|
«Самое главное — это то, каким образом используется энергия, которой мы
обладаем... Когда по отношению к вам совершена несправедливость, вы должны дать
отпор с таким умом, с такой силой характера, с таким умением, с таким светом, с
такой теплотой, чтобы ваш враг был совершенно потрясен, ослеплен, сражен, то
есть преображен! Не уничтожен, не убит, нет! Возрожден!»
9. Оценка дела Уэсибы Морихэя
Несомненно то, что до войны Уэсиба учил эф-фективной в реальных единоборствах
технике, переданной ему Такэда Сокаку. Тренировки в его школе были настолько
тяжелыми, что травмы, часто тяжелые, были обычным явлением. Среди учеников
оставались только самые выносливые. Его лучшими учениками этого периода были
Сиода Годзо, Томики Кэндзи, Хираи Минору и Мочидзуки Минору. (Мочидзуки Минору
принес айкидо, дзюдо и Катори Синто-рю иайдо в Европу после второй мировой
войны. За свои заслуги получил награду французского правительства). Сиода Годзо,
очевидно, был лучшим из тех учеников Уэсиба Морихэя, кто остался верен
исходной технике Такэда Сокаку. Свидетельство этого — высокая эффективность его
системы Ёсинкан и использование ее для тренировок в полиции и армии.
После войны, постаревший и все более и более склоняющийся к религии, он сменил
основное направление своей школы с изучения боевого искусства на формирование
личности с помощью айкидо. В действительности же то, что до войны было жесткой,
но эффективной боевой системой, включавшей как нападение, так и защиту, теперь
стало религиозной философией, включающей измененную систему айки-дзюцу,
составившую репертуар айкидо.
В годы после поражения Японии такая постановка дела нашла плодородную почву.
Айкидо Уэсиба было одобрено оккупационными силами США в качестве допустимого
«мирного» занятия и распространилось, затмив все школы айки-дзюцу, открытые
бывшими учениками Такэда Сокаку. Долгое время в глазах всего мира Уэсиба
Морихэй представлял айкидо. Этот энергичный старый мужчина с длинной белой
бородой и сверкающими глазами стал своего рода олицетворением боевого искусства.
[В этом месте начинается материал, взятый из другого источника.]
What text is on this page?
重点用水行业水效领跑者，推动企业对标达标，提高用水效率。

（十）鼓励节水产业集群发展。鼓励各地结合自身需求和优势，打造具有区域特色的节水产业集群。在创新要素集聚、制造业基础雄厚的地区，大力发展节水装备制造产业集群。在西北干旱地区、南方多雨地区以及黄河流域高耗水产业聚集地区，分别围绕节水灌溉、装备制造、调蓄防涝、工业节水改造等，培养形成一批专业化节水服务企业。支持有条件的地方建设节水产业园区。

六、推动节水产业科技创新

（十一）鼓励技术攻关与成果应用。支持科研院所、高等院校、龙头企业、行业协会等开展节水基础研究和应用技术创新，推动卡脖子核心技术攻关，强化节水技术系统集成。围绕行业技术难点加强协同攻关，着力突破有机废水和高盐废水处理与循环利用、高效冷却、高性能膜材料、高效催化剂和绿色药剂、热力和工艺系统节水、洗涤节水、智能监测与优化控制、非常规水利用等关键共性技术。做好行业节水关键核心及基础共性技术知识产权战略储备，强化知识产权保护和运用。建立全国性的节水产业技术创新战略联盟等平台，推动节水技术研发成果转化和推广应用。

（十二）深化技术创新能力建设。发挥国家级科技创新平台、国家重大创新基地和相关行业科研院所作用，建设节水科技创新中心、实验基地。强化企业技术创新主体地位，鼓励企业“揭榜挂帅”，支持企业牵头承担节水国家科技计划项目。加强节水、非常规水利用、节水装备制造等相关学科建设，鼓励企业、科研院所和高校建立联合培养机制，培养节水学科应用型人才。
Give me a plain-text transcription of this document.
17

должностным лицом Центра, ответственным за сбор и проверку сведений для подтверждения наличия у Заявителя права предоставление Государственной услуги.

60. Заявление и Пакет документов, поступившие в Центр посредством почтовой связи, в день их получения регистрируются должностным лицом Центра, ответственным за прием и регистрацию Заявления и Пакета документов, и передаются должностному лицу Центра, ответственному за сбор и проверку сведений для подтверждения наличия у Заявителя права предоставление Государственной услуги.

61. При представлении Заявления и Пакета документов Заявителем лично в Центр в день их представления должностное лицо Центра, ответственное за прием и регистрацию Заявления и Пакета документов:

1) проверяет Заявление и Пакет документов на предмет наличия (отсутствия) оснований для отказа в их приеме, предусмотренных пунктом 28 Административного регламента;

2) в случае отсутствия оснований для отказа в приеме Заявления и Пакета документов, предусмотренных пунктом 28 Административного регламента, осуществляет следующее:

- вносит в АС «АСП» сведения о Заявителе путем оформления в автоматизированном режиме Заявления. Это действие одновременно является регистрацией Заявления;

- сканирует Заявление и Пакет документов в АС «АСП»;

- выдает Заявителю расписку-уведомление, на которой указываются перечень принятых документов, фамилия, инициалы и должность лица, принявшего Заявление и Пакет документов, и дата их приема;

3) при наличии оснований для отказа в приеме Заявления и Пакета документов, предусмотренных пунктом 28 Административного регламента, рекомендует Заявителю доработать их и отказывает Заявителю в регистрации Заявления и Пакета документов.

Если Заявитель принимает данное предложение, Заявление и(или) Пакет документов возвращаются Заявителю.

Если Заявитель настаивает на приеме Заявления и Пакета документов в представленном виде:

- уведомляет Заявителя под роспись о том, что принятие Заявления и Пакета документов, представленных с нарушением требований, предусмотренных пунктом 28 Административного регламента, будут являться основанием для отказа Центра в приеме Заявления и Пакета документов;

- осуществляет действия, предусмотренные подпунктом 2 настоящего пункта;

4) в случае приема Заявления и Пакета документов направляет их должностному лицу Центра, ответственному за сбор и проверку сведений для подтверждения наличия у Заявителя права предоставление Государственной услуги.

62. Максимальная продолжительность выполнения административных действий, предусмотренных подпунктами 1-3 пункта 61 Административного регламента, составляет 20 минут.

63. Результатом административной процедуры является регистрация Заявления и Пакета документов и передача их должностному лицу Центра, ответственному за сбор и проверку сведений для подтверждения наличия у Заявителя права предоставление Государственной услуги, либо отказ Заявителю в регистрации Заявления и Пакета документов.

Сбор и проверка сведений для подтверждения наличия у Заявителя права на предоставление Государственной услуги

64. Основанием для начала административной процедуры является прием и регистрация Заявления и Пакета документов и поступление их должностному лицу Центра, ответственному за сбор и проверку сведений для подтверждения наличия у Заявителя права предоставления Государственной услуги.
Без сомнения, Уэсиба Морихэй был сильной личностью, он подчинял своему влиянию
всех связанных с ним людей и вызывал в других такую любовь, что они были готовы
с радостью пойти ради него на большие жертвы. Мы никогда не узнаем, была ли эта
сила следствием его религиозных убеждений или это был врожденный дар.
Достаточно сказать, что этот дар активно им использовался и многие от этого
выиграли.
Однако, подобно тому, как ночь сменяет день, любое положительное явление имеет
отрицательные последствия. Так произошло и с айкидо. При том, что система
Уэсиба, возможно, и формировала лучшую «личность» за счет акцента на укрепление
характера и духовные аспекты, многие приемы школы выродились до того, что стали
неприменимы на практике. Теперь выполнение большинства из них стало возможным
только в случае помощи «противника», дающего себя бросить. Другие зависели от
активности участия противника в выполнении техники, когда он должен был
удерживать сильный хват, за счет которого защищающийся выполнял бросок.
То, что сам Уэсиба Морихэй мог свободно делать за счет своего глубокого знания
Такэда (Дайто)-рю айки-дзюцу и сверхчеловеческих личных качеств, другие могли
только изобразить выполняя то, что выгядело как стилизованная ритуальная
техника, непригодная в реальном единоборстве и часто требующая помощи «жертвы»
в ее собственном падении. Эти слова — вовсе не критика, поскольку Уэсиба
Морихэй считал свое искусство Путем к Богу, а не методом достижения
превосходства над другими смертными. Он был бы счастлив, узнав, что вошел в
историю как человек, превративший боевое искусство в путь мира через внутреннюю
гармонию его собственного метода.
«О-Сэнсэй» Уэсиба Морихэй умер в 1969 г. в том же самом возрасте, что и Такэда
Сокаку, и за несколько дней до годовщины смерти своего учителя. После него
осталась группа преданных ему учеников, взявшаяся продолжать начатое им дело.
Его сын Уэсиба Киссомару стал вторым главным мастером школы, и слава системы
продолжала распространяться. Но для многих Школа заключалась в Человеке, и
никто не мог заменить его. Когда свет его жизни угас, это было для его
последователей почти подобно солнечному затмению, оставившему отметку в истории
до того, как свет вновь упал на землю.